Slow West is simplicity incarnate. The story involves a young Irishman named Jay Cavendish (Kodi Smit-McPhee)coming to America to find his sweetheart Rose (Caren Pistorius) and her father, who had to leave Ireland because of an accident. Almost immediately, Jay meets Silas Selleck (Michael Fassbender), a bounty hunter who offers to guide Jay. Though the mistrust is initially strong, the two bond over the course of their journey to Rose. The details of Rose and Jay’s relationship, Silas’s past, and other tidbits are revealed perfectly, and in many interesting ways. A non-linear element to the storytelling, some subtle reveals, and even a weird drug-trip all play a part in fleshing out the narrative, which certainly challenges the audience. The narrative is so slight and straight, that revealing the specific turns that descend upon Jay and Silas robs the uninitiated of some great surprises, so I will spoil nothing more.

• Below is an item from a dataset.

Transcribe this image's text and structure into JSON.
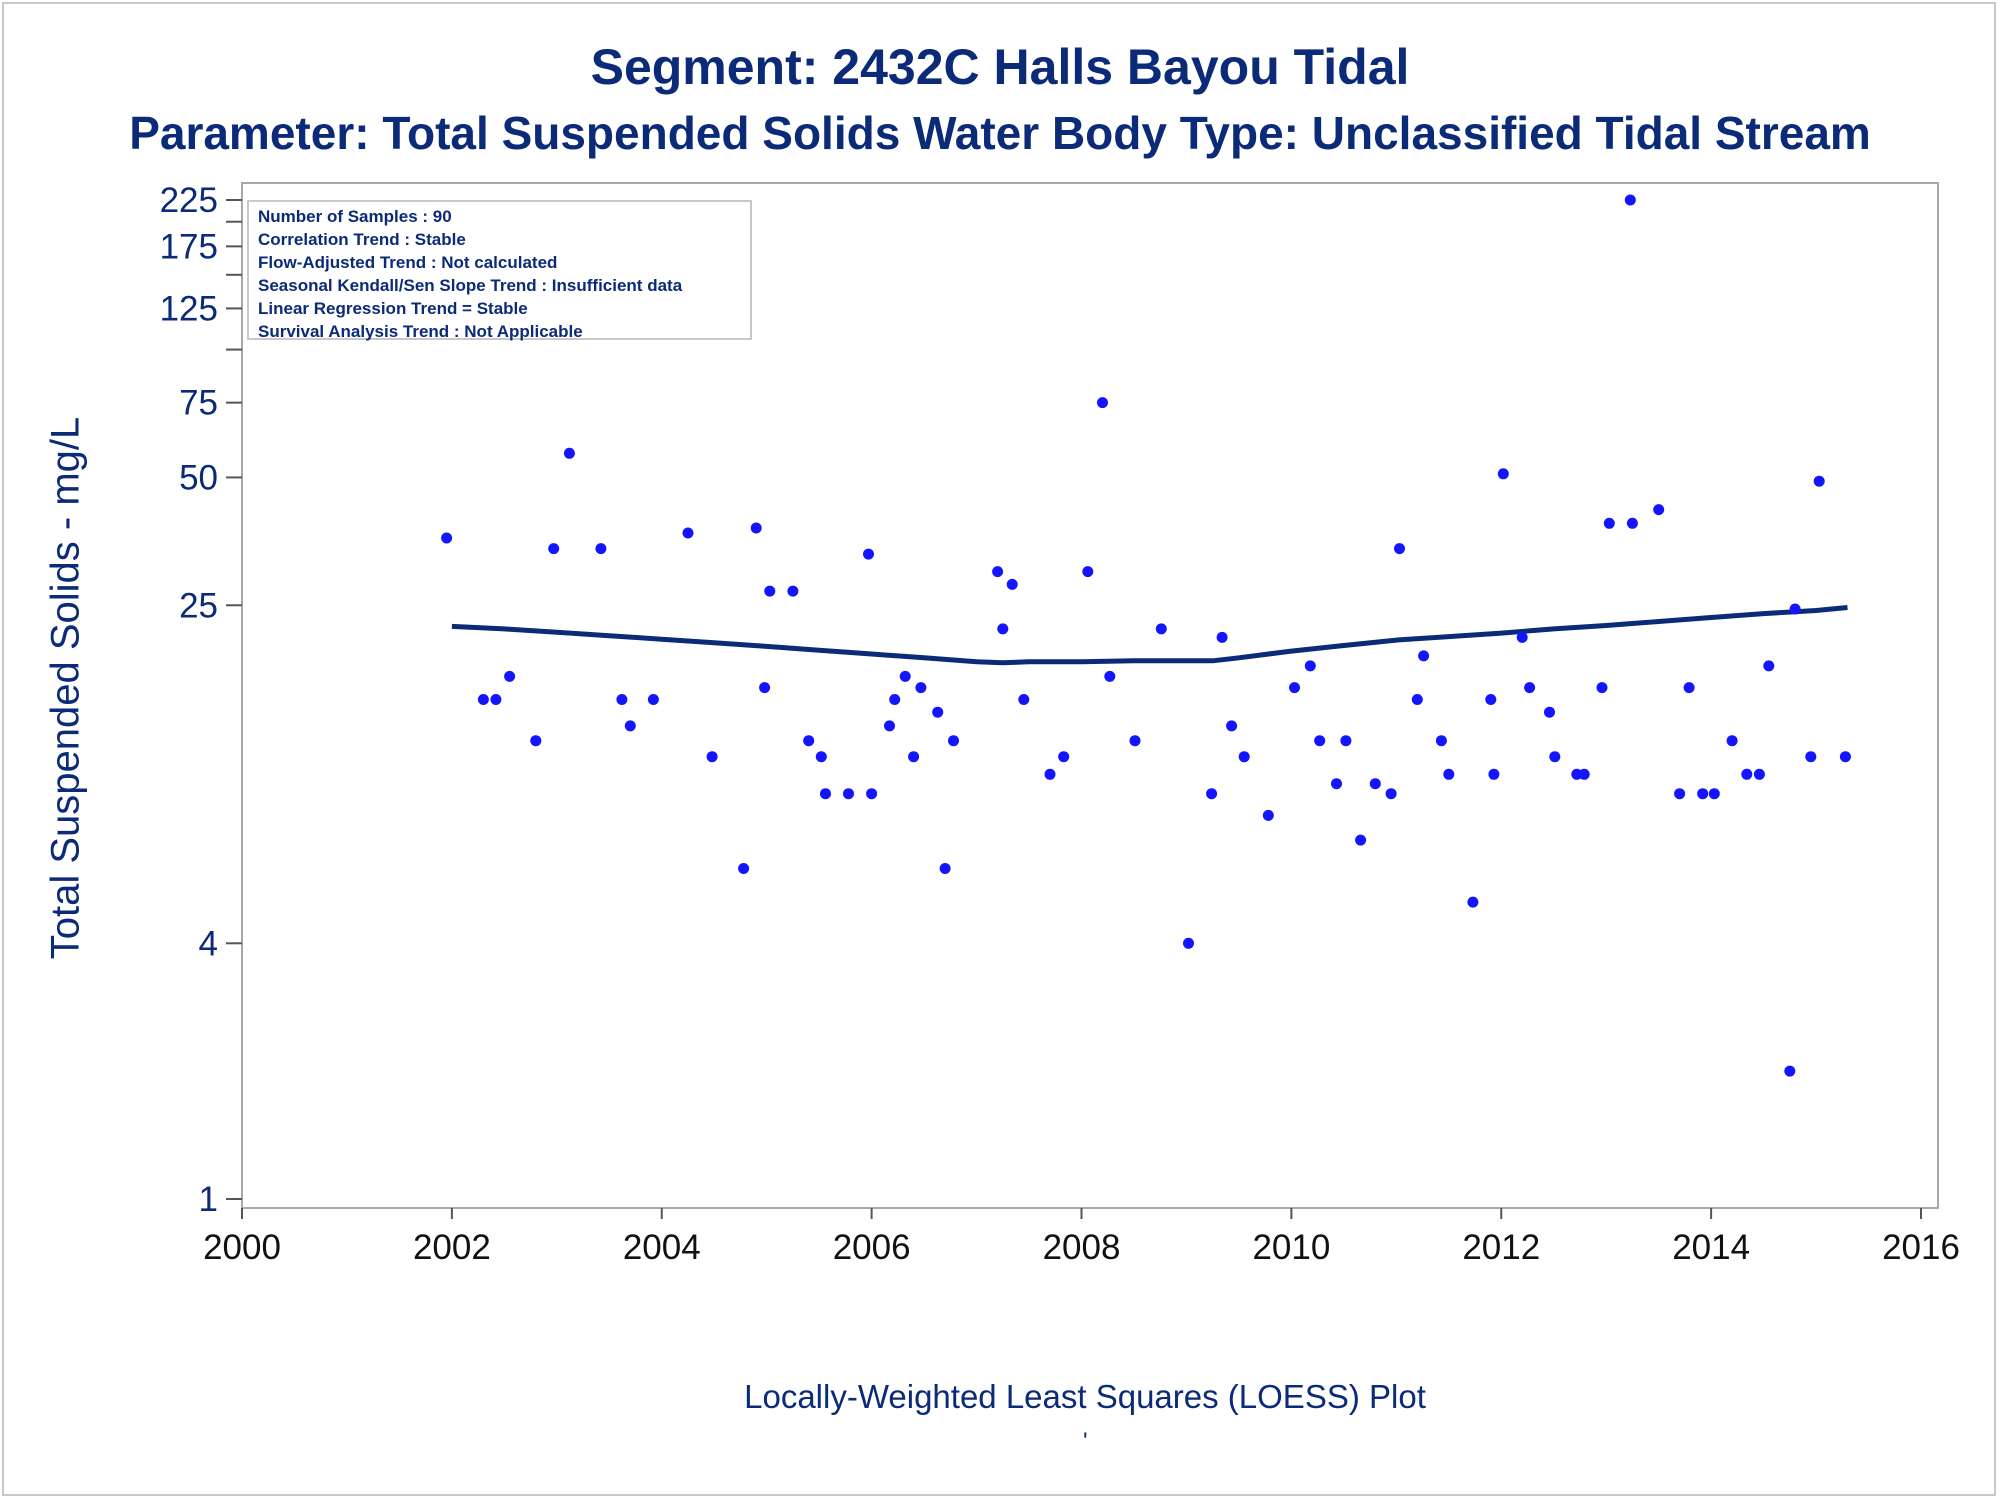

As Silas and Jay trek across the frontier, the cinematography of Robbie Ryan reveals the vast and beautiful emptiness of the American frontier. Sprawling wide shots of the two on horseback portray the untamed Colorado territory (though the film was shot in New Zealand). There’s also a gray tone to the overall palette of the picture. The shots also have a palpable length to them, drawing out the actors’ performances and slowing the film’s overall pace. It is a pretty film to watch, but because of these techniques, it can also feel cold and distant.
From the standpoint of acting, it is hard to dock Slow West in any significant way. Fassbender provides a streamlined performance, depicting Silas as a grizzled frontiersman without the agedness. He is almost always the smartest man in the room (though there are few rooms), yet still struggles with moral quandary. Silas is practiced, capable, and correct, though there are hints at a tortured past as well. His dramatic counterpart is Jay, a puppy-eyed greenhorn from Ireland. Smit-McPhee plays Jay as a novice, but a principled one willing to die for his beloved Rose. Thought he character and the performance lacks the dramatic weight of what Fassbender has to accomplish with Silas, Jay certainly has his moments, and Smit-McPhee delivers.

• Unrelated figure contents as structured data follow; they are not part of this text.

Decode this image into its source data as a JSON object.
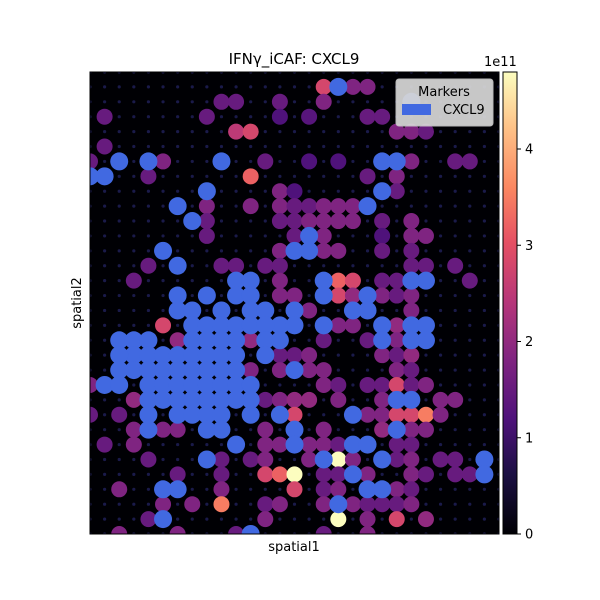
{
  "chart_data": {
    "type": "scatter",
    "title": "IFNγ_iCAF: CXCL9",
    "xlabel": "spatial1",
    "ylabel": "spatial2",
    "colorbar": {
      "ticks": [
        0,
        1,
        2,
        3,
        4
      ],
      "tick_labels": [
        "0",
        "1",
        "2",
        "3",
        "4"
      ],
      "exponent_label": "1e11",
      "range": [
        0,
        4.8
      ],
      "colormap": "magma"
    },
    "legend": {
      "title": "Markers",
      "placement": "top-right",
      "entries": [
        {
          "label": "CXCL9",
          "color": "#4169e1"
        }
      ]
    },
    "grid": false,
    "xlim": [
      0,
      28
    ],
    "ylim": [
      0,
      31
    ],
    "marker_color": "#4169e1",
    "marker_points": [
      [
        17,
        30
      ],
      [
        22,
        29
      ],
      [
        4,
        25
      ],
      [
        9,
        25
      ],
      [
        2,
        25
      ],
      [
        20,
        25
      ],
      [
        21,
        25
      ],
      [
        1,
        24
      ],
      [
        0,
        24
      ],
      [
        8,
        23
      ],
      [
        20,
        23
      ],
      [
        6,
        22
      ],
      [
        19,
        22
      ],
      [
        7,
        21
      ],
      [
        15,
        20
      ],
      [
        15,
        19
      ],
      [
        5,
        19
      ],
      [
        14,
        19
      ],
      [
        6,
        18
      ],
      [
        10,
        17
      ],
      [
        11,
        17
      ],
      [
        16,
        17
      ],
      [
        22,
        17
      ],
      [
        23,
        17
      ],
      [
        16,
        16
      ],
      [
        19,
        16
      ],
      [
        10,
        16
      ],
      [
        11,
        16
      ],
      [
        6,
        16
      ],
      [
        8,
        16
      ],
      [
        6,
        15
      ],
      [
        9,
        15
      ],
      [
        11,
        15
      ],
      [
        12,
        15
      ],
      [
        14,
        15
      ],
      [
        18,
        15
      ],
      [
        19,
        15
      ],
      [
        7,
        15
      ],
      [
        20,
        14
      ],
      [
        22,
        14
      ],
      [
        23,
        14
      ],
      [
        16,
        14
      ],
      [
        13,
        14
      ],
      [
        14,
        14
      ],
      [
        7,
        14
      ],
      [
        8,
        14
      ],
      [
        9,
        14
      ],
      [
        10,
        14
      ],
      [
        11,
        14
      ],
      [
        12,
        14
      ],
      [
        2,
        13
      ],
      [
        3,
        13
      ],
      [
        4,
        13
      ],
      [
        7,
        13
      ],
      [
        8,
        13
      ],
      [
        9,
        13
      ],
      [
        10,
        13
      ],
      [
        12,
        13
      ],
      [
        13,
        13
      ],
      [
        20,
        13
      ],
      [
        22,
        13
      ],
      [
        23,
        13
      ],
      [
        3,
        12
      ],
      [
        4,
        12
      ],
      [
        5,
        12
      ],
      [
        6,
        12
      ],
      [
        7,
        12
      ],
      [
        8,
        12
      ],
      [
        9,
        12
      ],
      [
        10,
        12
      ],
      [
        12,
        12
      ],
      [
        2,
        12
      ],
      [
        3,
        11
      ],
      [
        4,
        11
      ],
      [
        5,
        11
      ],
      [
        6,
        11
      ],
      [
        7,
        11
      ],
      [
        8,
        11
      ],
      [
        9,
        11
      ],
      [
        10,
        11
      ],
      [
        14,
        11
      ],
      [
        2,
        11
      ],
      [
        1,
        10
      ],
      [
        2,
        10
      ],
      [
        4,
        10
      ],
      [
        5,
        10
      ],
      [
        6,
        10
      ],
      [
        7,
        10
      ],
      [
        8,
        10
      ],
      [
        9,
        10
      ],
      [
        10,
        10
      ],
      [
        11,
        10
      ],
      [
        4,
        9
      ],
      [
        5,
        9
      ],
      [
        6,
        9
      ],
      [
        7,
        9
      ],
      [
        8,
        9
      ],
      [
        9,
        9
      ],
      [
        10,
        9
      ],
      [
        11,
        9
      ],
      [
        21,
        9
      ],
      [
        22,
        9
      ],
      [
        4,
        8
      ],
      [
        6,
        8
      ],
      [
        7,
        8
      ],
      [
        8,
        8
      ],
      [
        9,
        8
      ],
      [
        11,
        8
      ],
      [
        13,
        8
      ],
      [
        18,
        8
      ],
      [
        4,
        7
      ],
      [
        8,
        7
      ],
      [
        9,
        7
      ],
      [
        21,
        7
      ],
      [
        14,
        7
      ],
      [
        10,
        6
      ],
      [
        14,
        6
      ],
      [
        18,
        6
      ],
      [
        19,
        6
      ],
      [
        8,
        5
      ],
      [
        16,
        5
      ],
      [
        20,
        5
      ],
      [
        27,
        5
      ],
      [
        29,
        5
      ],
      [
        27,
        4
      ],
      [
        18,
        4
      ],
      [
        5,
        3
      ],
      [
        20,
        3
      ],
      [
        6,
        3
      ],
      [
        29,
        3
      ],
      [
        17,
        2
      ],
      [
        19,
        3
      ],
      [
        5,
        1
      ],
      [
        11,
        0
      ]
    ],
    "value_points": [
      [
        16,
        30,
        2.8
      ],
      [
        18,
        30,
        1.8
      ],
      [
        19,
        30,
        1.8
      ],
      [
        9,
        29,
        1.5
      ],
      [
        10,
        29,
        1.5
      ],
      [
        13,
        29,
        1.5
      ],
      [
        16,
        29,
        1.8
      ],
      [
        1,
        28,
        1.5
      ],
      [
        8,
        28,
        1.5
      ],
      [
        10,
        27,
        2.5
      ],
      [
        11,
        27,
        2.8
      ],
      [
        13,
        28,
        1.2
      ],
      [
        15,
        28,
        1.3
      ],
      [
        19,
        28,
        1.5
      ],
      [
        20,
        28,
        1.5
      ],
      [
        21,
        27,
        1.8
      ],
      [
        22,
        27,
        1.8
      ],
      [
        23,
        27,
        1.5
      ],
      [
        1,
        26,
        1.5
      ],
      [
        0,
        25,
        1.5
      ],
      [
        5,
        25,
        1.8
      ],
      [
        12,
        25,
        1.5
      ],
      [
        15,
        25,
        1.2
      ],
      [
        17,
        25,
        1.2
      ],
      [
        21,
        25,
        1.5
      ],
      [
        22,
        25,
        1.8
      ],
      [
        25,
        25,
        1.5
      ],
      [
        26,
        25,
        1.5
      ],
      [
        1,
        24,
        1.5
      ],
      [
        4,
        24,
        1.5
      ],
      [
        11,
        24,
        3.2
      ],
      [
        19,
        24,
        1.5
      ],
      [
        21,
        24,
        1.8
      ],
      [
        13,
        23,
        1.8
      ],
      [
        14,
        23,
        1.2
      ],
      [
        8,
        23,
        1.8
      ],
      [
        21,
        23,
        1.5
      ],
      [
        29,
        23,
        1.5
      ],
      [
        8,
        22,
        1.8
      ],
      [
        13,
        22,
        1.8
      ],
      [
        14,
        22,
        1.5
      ],
      [
        15,
        22,
        1.5
      ],
      [
        16,
        22,
        1.8
      ],
      [
        17,
        22,
        1.8
      ],
      [
        18,
        22,
        1.8
      ],
      [
        11,
        22,
        1.8
      ],
      [
        13,
        21,
        1.5
      ],
      [
        14,
        21,
        1.5
      ],
      [
        15,
        21,
        1.8
      ],
      [
        16,
        21,
        1.8
      ],
      [
        17,
        21,
        1.8
      ],
      [
        18,
        21,
        1.8
      ],
      [
        20,
        21,
        1.5
      ],
      [
        22,
        21,
        1.8
      ],
      [
        8,
        21,
        1.5
      ],
      [
        8,
        20,
        1.5
      ],
      [
        14,
        20,
        1.5
      ],
      [
        16,
        20,
        1.8
      ],
      [
        20,
        20,
        1.2
      ],
      [
        22,
        20,
        1.8
      ],
      [
        23,
        20,
        1.8
      ],
      [
        13,
        19,
        1.8
      ],
      [
        14,
        19,
        1.5
      ],
      [
        16,
        19,
        1.8
      ],
      [
        17,
        19,
        1.8
      ],
      [
        20,
        19,
        1.5
      ],
      [
        22,
        19,
        1.5
      ],
      [
        22,
        18,
        1.5
      ],
      [
        23,
        18,
        1.5
      ],
      [
        25,
        18,
        1.5
      ],
      [
        4,
        18,
        1.5
      ],
      [
        9,
        18,
        1.5
      ],
      [
        10,
        18,
        1.5
      ],
      [
        12,
        18,
        1.5
      ],
      [
        13,
        18,
        1.5
      ],
      [
        3,
        17,
        1.5
      ],
      [
        13,
        17,
        1.8
      ],
      [
        17,
        17,
        3.2
      ],
      [
        18,
        17,
        2.8
      ],
      [
        20,
        17,
        1.5
      ],
      [
        21,
        17,
        1.5
      ],
      [
        22,
        17,
        1.5
      ],
      [
        23,
        17,
        1.8
      ],
      [
        26,
        17,
        1.5
      ],
      [
        13,
        16,
        1.8
      ],
      [
        14,
        16,
        1.8
      ],
      [
        16,
        16,
        3.0
      ],
      [
        17,
        16,
        2.8
      ],
      [
        18,
        16,
        2.0
      ],
      [
        19,
        16,
        2.8
      ],
      [
        20,
        16,
        1.8
      ],
      [
        21,
        16,
        1.5
      ],
      [
        22,
        16,
        1.8
      ],
      [
        14,
        15,
        1.8
      ],
      [
        15,
        15,
        1.8
      ],
      [
        22,
        15,
        1.8
      ],
      [
        5,
        14,
        2.8
      ],
      [
        17,
        14,
        1.8
      ],
      [
        18,
        14,
        1.8
      ],
      [
        21,
        14,
        2.0
      ],
      [
        6,
        13,
        2.0
      ],
      [
        7,
        13,
        2.0
      ],
      [
        11,
        13,
        2.0
      ],
      [
        16,
        13,
        1.5
      ],
      [
        19,
        13,
        1.5
      ],
      [
        21,
        13,
        1.8
      ],
      [
        22,
        13,
        1.5
      ],
      [
        23,
        13,
        1.8
      ],
      [
        3,
        12,
        1.5
      ],
      [
        6,
        12,
        2.0
      ],
      [
        10,
        12,
        2.0
      ],
      [
        13,
        12,
        1.5
      ],
      [
        14,
        12,
        1.5
      ],
      [
        15,
        12,
        1.8
      ],
      [
        20,
        12,
        1.8
      ],
      [
        21,
        12,
        1.5
      ],
      [
        22,
        12,
        2.0
      ],
      [
        5,
        11,
        1.8
      ],
      [
        11,
        11,
        1.8
      ],
      [
        13,
        11,
        1.8
      ],
      [
        14,
        11,
        1.8
      ],
      [
        15,
        11,
        1.8
      ],
      [
        16,
        11,
        1.8
      ],
      [
        21,
        11,
        1.8
      ],
      [
        22,
        11,
        1.5
      ],
      [
        0,
        10,
        1.8
      ],
      [
        1,
        10,
        1.8
      ],
      [
        16,
        10,
        1.8
      ],
      [
        17,
        10,
        1.5
      ],
      [
        19,
        10,
        1.5
      ],
      [
        20,
        10,
        1.5
      ],
      [
        21,
        10,
        2.8
      ],
      [
        22,
        10,
        1.5
      ],
      [
        23,
        10,
        1.8
      ],
      [
        3,
        9,
        2.0
      ],
      [
        5,
        9,
        1.5
      ],
      [
        12,
        9,
        1.5
      ],
      [
        13,
        9,
        1.8
      ],
      [
        14,
        9,
        2.0
      ],
      [
        15,
        9,
        2.0
      ],
      [
        17,
        9,
        1.8
      ],
      [
        20,
        9,
        1.8
      ],
      [
        21,
        9,
        1.8
      ],
      [
        24,
        9,
        1.8
      ],
      [
        25,
        9,
        1.8
      ],
      [
        0,
        8,
        1.5
      ],
      [
        2,
        8,
        1.5
      ],
      [
        13,
        8,
        2.8
      ],
      [
        14,
        8,
        2.8
      ],
      [
        19,
        8,
        1.8
      ],
      [
        20,
        8,
        1.8
      ],
      [
        21,
        8,
        2.8
      ],
      [
        22,
        8,
        2.8
      ],
      [
        23,
        8,
        3.5
      ],
      [
        24,
        8,
        1.8
      ],
      [
        3,
        7,
        1.8
      ],
      [
        5,
        7,
        1.8
      ],
      [
        6,
        7,
        1.8
      ],
      [
        9,
        7,
        1.5
      ],
      [
        12,
        7,
        1.8
      ],
      [
        14,
        7,
        1.5
      ],
      [
        16,
        7,
        1.8
      ],
      [
        20,
        7,
        2.0
      ],
      [
        21,
        7,
        1.8
      ],
      [
        22,
        7,
        1.8
      ],
      [
        23,
        7,
        1.8
      ],
      [
        1,
        6,
        1.5
      ],
      [
        3,
        6,
        1.8
      ],
      [
        12,
        6,
        1.8
      ],
      [
        13,
        6,
        1.8
      ],
      [
        15,
        6,
        1.8
      ],
      [
        16,
        6,
        1.8
      ],
      [
        17,
        6,
        1.5
      ],
      [
        18,
        6,
        1.5
      ],
      [
        21,
        6,
        1.5
      ],
      [
        22,
        6,
        1.5
      ],
      [
        4,
        5,
        1.5
      ],
      [
        9,
        5,
        1.5
      ],
      [
        11,
        5,
        1.5
      ],
      [
        12,
        5,
        1.8
      ],
      [
        15,
        5,
        1.8
      ],
      [
        16,
        5,
        1.8
      ],
      [
        17,
        5,
        4.8
      ],
      [
        18,
        5,
        1.8
      ],
      [
        20,
        5,
        1.5
      ],
      [
        21,
        5,
        1.5
      ],
      [
        22,
        5,
        1.8
      ],
      [
        24,
        5,
        1.5
      ],
      [
        25,
        5,
        1.5
      ],
      [
        6,
        4,
        1.5
      ],
      [
        9,
        4,
        1.5
      ],
      [
        12,
        4,
        2.8
      ],
      [
        13,
        4,
        3.2
      ],
      [
        14,
        4,
        4.8
      ],
      [
        16,
        4,
        1.5
      ],
      [
        17,
        4,
        1.5
      ],
      [
        19,
        4,
        1.8
      ],
      [
        22,
        4,
        1.8
      ],
      [
        23,
        4,
        1.5
      ],
      [
        25,
        4,
        1.5
      ],
      [
        26,
        4,
        1.5
      ],
      [
        2,
        3,
        1.8
      ],
      [
        9,
        3,
        1.8
      ],
      [
        14,
        3,
        2.8
      ],
      [
        16,
        3,
        1.5
      ],
      [
        17,
        3,
        1.8
      ],
      [
        19,
        3,
        1.5
      ],
      [
        20,
        3,
        1.5
      ],
      [
        21,
        3,
        1.8
      ],
      [
        22,
        3,
        1.5
      ],
      [
        5,
        2,
        1.8
      ],
      [
        7,
        2,
        1.8
      ],
      [
        9,
        2,
        3.5
      ],
      [
        12,
        2,
        1.5
      ],
      [
        13,
        2,
        1.8
      ],
      [
        16,
        2,
        1.8
      ],
      [
        18,
        2,
        1.8
      ],
      [
        19,
        2,
        1.5
      ],
      [
        20,
        2,
        1.5
      ],
      [
        21,
        2,
        1.5
      ],
      [
        22,
        2,
        1.8
      ],
      [
        4,
        1,
        1.5
      ],
      [
        12,
        1,
        1.8
      ],
      [
        17,
        1,
        4.8
      ],
      [
        19,
        1,
        1.8
      ],
      [
        21,
        1,
        2.8
      ],
      [
        23,
        1,
        2.0
      ],
      [
        2,
        0,
        1.8
      ],
      [
        6,
        0,
        1.8
      ],
      [
        10,
        0,
        1.5
      ],
      [
        16,
        0,
        1.5
      ],
      [
        19,
        0,
        1.8
      ]
    ]
  }
}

Thematically, the film echoes the ideas it has established with the cinematography and characterization: isolation, loneliness, and the search for companionship and warmth amid an indifferent world. These themes are reflected in the relationship between Silas and Jay, but also in Jay’s search for Rose. At the same time, there is a decided statement in Slow West about mistakes, sadness, and tragedy. Sometimes one can find respite from the cold and uncaring environment; sometimes one can escape. Sometimes, we’re not so lucky. And, though it paints a gloomy picture, Slow West ultimately champions a redemptive spirit more than a concessionary one.

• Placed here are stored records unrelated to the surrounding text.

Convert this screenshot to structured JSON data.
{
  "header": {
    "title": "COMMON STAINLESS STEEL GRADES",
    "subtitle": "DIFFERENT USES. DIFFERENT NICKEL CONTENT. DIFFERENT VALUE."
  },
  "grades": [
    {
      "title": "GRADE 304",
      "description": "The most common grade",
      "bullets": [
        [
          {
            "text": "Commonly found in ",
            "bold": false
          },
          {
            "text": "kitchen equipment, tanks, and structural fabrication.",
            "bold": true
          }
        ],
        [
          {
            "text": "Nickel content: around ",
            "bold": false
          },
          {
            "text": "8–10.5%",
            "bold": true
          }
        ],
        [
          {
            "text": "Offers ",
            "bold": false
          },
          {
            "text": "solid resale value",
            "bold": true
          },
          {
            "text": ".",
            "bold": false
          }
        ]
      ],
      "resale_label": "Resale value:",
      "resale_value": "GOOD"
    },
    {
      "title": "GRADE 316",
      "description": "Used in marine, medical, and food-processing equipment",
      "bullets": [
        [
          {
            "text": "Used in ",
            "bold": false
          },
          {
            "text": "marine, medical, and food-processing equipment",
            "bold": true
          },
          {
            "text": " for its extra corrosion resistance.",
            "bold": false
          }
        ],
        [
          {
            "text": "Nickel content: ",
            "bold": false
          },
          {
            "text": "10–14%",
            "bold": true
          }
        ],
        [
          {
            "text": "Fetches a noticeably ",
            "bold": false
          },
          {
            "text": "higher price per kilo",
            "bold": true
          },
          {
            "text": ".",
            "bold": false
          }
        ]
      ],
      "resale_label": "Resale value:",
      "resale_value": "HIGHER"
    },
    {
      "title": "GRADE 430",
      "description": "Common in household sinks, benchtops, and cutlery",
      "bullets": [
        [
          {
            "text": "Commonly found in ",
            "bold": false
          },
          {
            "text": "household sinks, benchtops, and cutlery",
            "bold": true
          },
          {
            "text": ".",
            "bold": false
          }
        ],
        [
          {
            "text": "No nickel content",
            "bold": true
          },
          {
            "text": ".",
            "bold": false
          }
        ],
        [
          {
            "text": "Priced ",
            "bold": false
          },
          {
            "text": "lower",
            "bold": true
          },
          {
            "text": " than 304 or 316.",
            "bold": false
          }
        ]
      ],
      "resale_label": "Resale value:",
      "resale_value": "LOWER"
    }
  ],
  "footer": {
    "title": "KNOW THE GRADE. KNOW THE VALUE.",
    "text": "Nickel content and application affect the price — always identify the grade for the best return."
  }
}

Though it was released without much fanfare and has few champions, Slow West is yet another strong outing from the A24 production studio. As the first feature from writer-director John MacLean, it may also prove to be the introduction of another keen filmmaker. Though fans of Fassbender and/or the Western genre will be easy to encourage, anyone interested in solid storytelling should seek out Slow West. Those who do will discover a hidden gem, practically Shakespearean in its careful balance of comedy and tragedy.